Jedną z pierwszych wsi napadniętych 19 listopada był Drelów. Najpierw wystosowano do niego ultimatum, aby zwrócił zabrane podczas rozbrojenia mienie. Mieszkańcy odpowiedzieli odmownie i zaczęli przygotowywać się do obrony. Tamtejsi peowiacy rozebrali most na przesmyku przed cmentarzem i zorganizowali zasadzkę na skraju lasu zwanego „bagno”. Część z nich pozostała przy zerwanym moście, inna część skryła się na skraju „bagna”, jednak podczas ostrzału szybko rozproszyła się po lesie. Tamże w trakcie wymiany ognia został ranny peowiak Wacław Wawdysz z Łózek. Wycofującego się z trudem Wawdysza dogonił jeden z Niemców i zadał mu śmiertelny cios bagnetem. W tym czasie druga grupa Niemców, mimo braku mostu, sforsowała niezbyt głęboki rów i zepchnęła obrońców na teren cmentarza. Tam został ranny peowiak Czarnecki. Nie miał szans na wycofanie się, gdyż Niemcy okrążyli cmentarz, a walczącym drelowcom kończyła się amunicja. Jednak na pomoc okrążonym biegł ze wsi Marek Stańczuk. Mimo iż miał tego dnia chrzest dziecka, usłyszawszy strzały, pobiegł do walczących kolegów. Przy przekraczaniu ogrodzenia cmentarnego został wzięty przez Niemców do niewoli. Ponieważ znaleziono przy nim pistolet, najpierw bestialsko go pobito, a potem zakłuto bagnetami. W tym czasie inny z peowiaków będący we wsi – Stefan Kowalczuk – wystrzelił zza jednej ze stodół i szybko odjechał w kierunku Wólki Łózeckiej.

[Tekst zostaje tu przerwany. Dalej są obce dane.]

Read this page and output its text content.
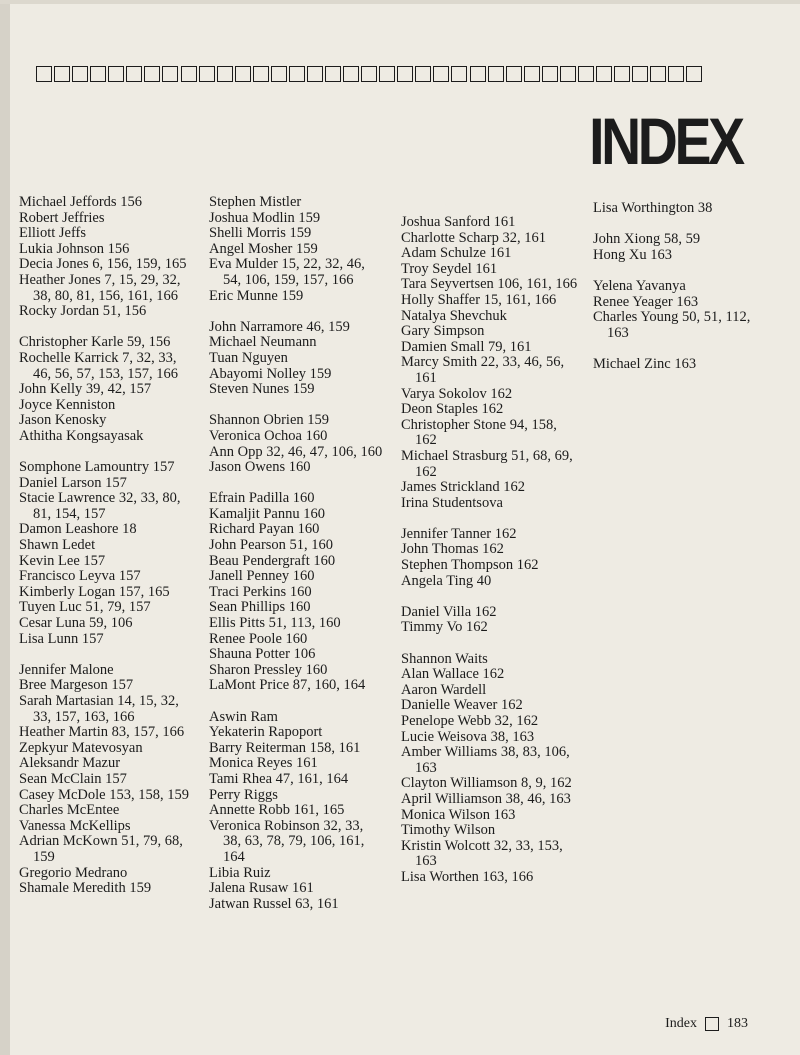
INDEX
Michael Jeffords 156
Robert Jeffries
Elliott Jeffs
Lukia Johnson 156
Decia Jones 6, 156, 159, 165
Heather Jones 7, 15, 29, 32, 38, 80, 81, 156, 161, 166
Rocky Jordan 51, 156
Christopher Karle 59, 156
Rochelle Karrick 7, 32, 33, 46, 56, 57, 153, 157, 166
John Kelly 39, 42, 157
Joyce Kenniston
Jason Kenosky
Athitha Kongsayasak
Somphone Lamountry 157
Daniel Larson 157
Stacie Lawrence 32, 33, 80, 81, 154, 157
Damon Leashore 18
Shawn Ledet
Kevin Lee 157
Francisco Leyva 157
Kimberly Logan 157, 165
Tuyen Luc 51, 79, 157
Cesar Luna 59, 106
Lisa Lunn 157
Jennifer Malone
Bree Margeson 157
Sarah Martasian 14, 15, 32, 33, 157, 163, 166
Heather Martin 83, 157, 166
Zepkyur Matevosyan
Aleksandr Mazur
Sean McClain 157
Casey McDole 153, 158, 159
Charles McEntee
Vanessa McKellips
Adrian McKown 51, 79, 68, 159
Gregorio Medrano
Shamale Meredith 159
Stephen Mistler
Joshua Modlin 159
Shelli Morris 159
Angel Mosher 159
Eva Mulder 15, 22, 32, 46, 54, 106, 159, 157, 166
Eric Munne 159
John Narramore 46, 159
Michael Neumann
Tuan Nguyen
Abayomi Nolley 159
Steven Nunes 159
Shannon Obrien 159
Veronica Ochoa 160
Ann Opp 32, 46, 47, 106, 160
Jason Owens 160
Efrain Padilla 160
Kamaljit Pannu 160
Richard Payan 160
John Pearson 51, 160
Beau Pendergraft 160
Janell Penney 160
Traci Perkins 160
Sean Phillips 160
Ellis Pitts 51, 113, 160
Renee Poole 160
Shauna Potter 106
Sharon Pressley 160
LaMont Price 87, 160, 164
Aswin Ram
Yekaterin Rapoport
Barry Reiterman 158, 161
Monica Reyes 161
Tami Rhea 47, 161, 164
Perry Riggs
Annette Robb 161, 165
Veronica Robinson 32, 33, 38, 63, 78, 79, 106, 161, 164
Libia Ruiz
Jalena Rusaw 161
Jatwan Russel 63, 161
Joshua Sanford 161
Charlotte Scharp 32, 161
Adam Schulze 161
Troy Seydel 161
Tara Seyvertsen 106, 161, 166
Holly Shaffer 15, 161, 166
Natalya Shevchuk
Gary Simpson
Damien Small 79, 161
Marcy Smith 22, 33, 46, 56, 161
Varya Sokolov 162
Deon Staples 162
Christopher Stone 94, 158, 162
Michael Strasburg 51, 68, 69, 162
James Strickland 162
Irina Studentsova
Jennifer Tanner 162
John Thomas 162
Stephen Thompson 162
Angela Ting 40
Daniel Villa 162
Timmy Vo 162
Shannon Waits
Alan Wallace 162
Aaron Wardell
Danielle Weaver 162
Penelope Webb 32, 162
Lucie Weisova 38, 163
Amber Williams 38, 83, 106, 163
Clayton Williamson 8, 9, 162
April Williamson 38, 46, 163
Monica Wilson 163
Timothy Wilson
Kristin Wolcott 32, 33, 153, 163
Lisa Worthen 163, 166
Lisa Worthington 38
John Xiong 58, 59
Hong Xu 163
Yelena Yavanya
Renee Yeager 163
Charles Young 50, 51, 112, 163
Michael Zinc 163
Index 183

Niemcy przekonani, że w budynkach ktoś się ukrywa, podpalili cztery stodoły następujących gospodarzy: Byczyka, Hukaluka, Ostapiuka i Rabczuka. O wystrzał posądzono Stefana Hukaluka, którego zabudowania znajdowały się niedaleko. Niemcy napadli na niego i uderzyli w głowę tak silnie, że następnego dnia zmarł. Nie zważając na pożar, którego nie pozwalano gasić, napastnicy rozpoczęli szczegółową rewizję w reszcie wsi, poszukując bojowców, broni i wartościowych rzeczy. Za głównego organizatora spisku mylnie posądzili Bazylego Łaźko, który do POW wcale nie należał. Podpalono mu spichrz i mieszkanie. U innych mieszkańców rozpoczęto bezwstydny rabunek i grabież wszelkiego mienia. Po obrabowaniu Drelowa wydzielone patrole niemieckie dotarły do Łózek i Przechodziska, gdzie dokonano również rekwizycji.
W tym czasie w Międzyrzecu były niemiecki komendant Kwapp, ponownie przywrócony do władzy, wezwał kilku byłych członków rady miejskiej i zwrócił się do nich z pretensją: „Na coście panowie tyle nieszczęścia narobili?”. Jeden z nich odważnie mu odpowiedział: „Przecież sami oddaliście broń młodym, toście ich potem pozabijali. Na Piszczance broni nie ma”. Zdeprymowany Kwapp zdołał tylko wyrzec „Niech będzie po staremu, jak było”.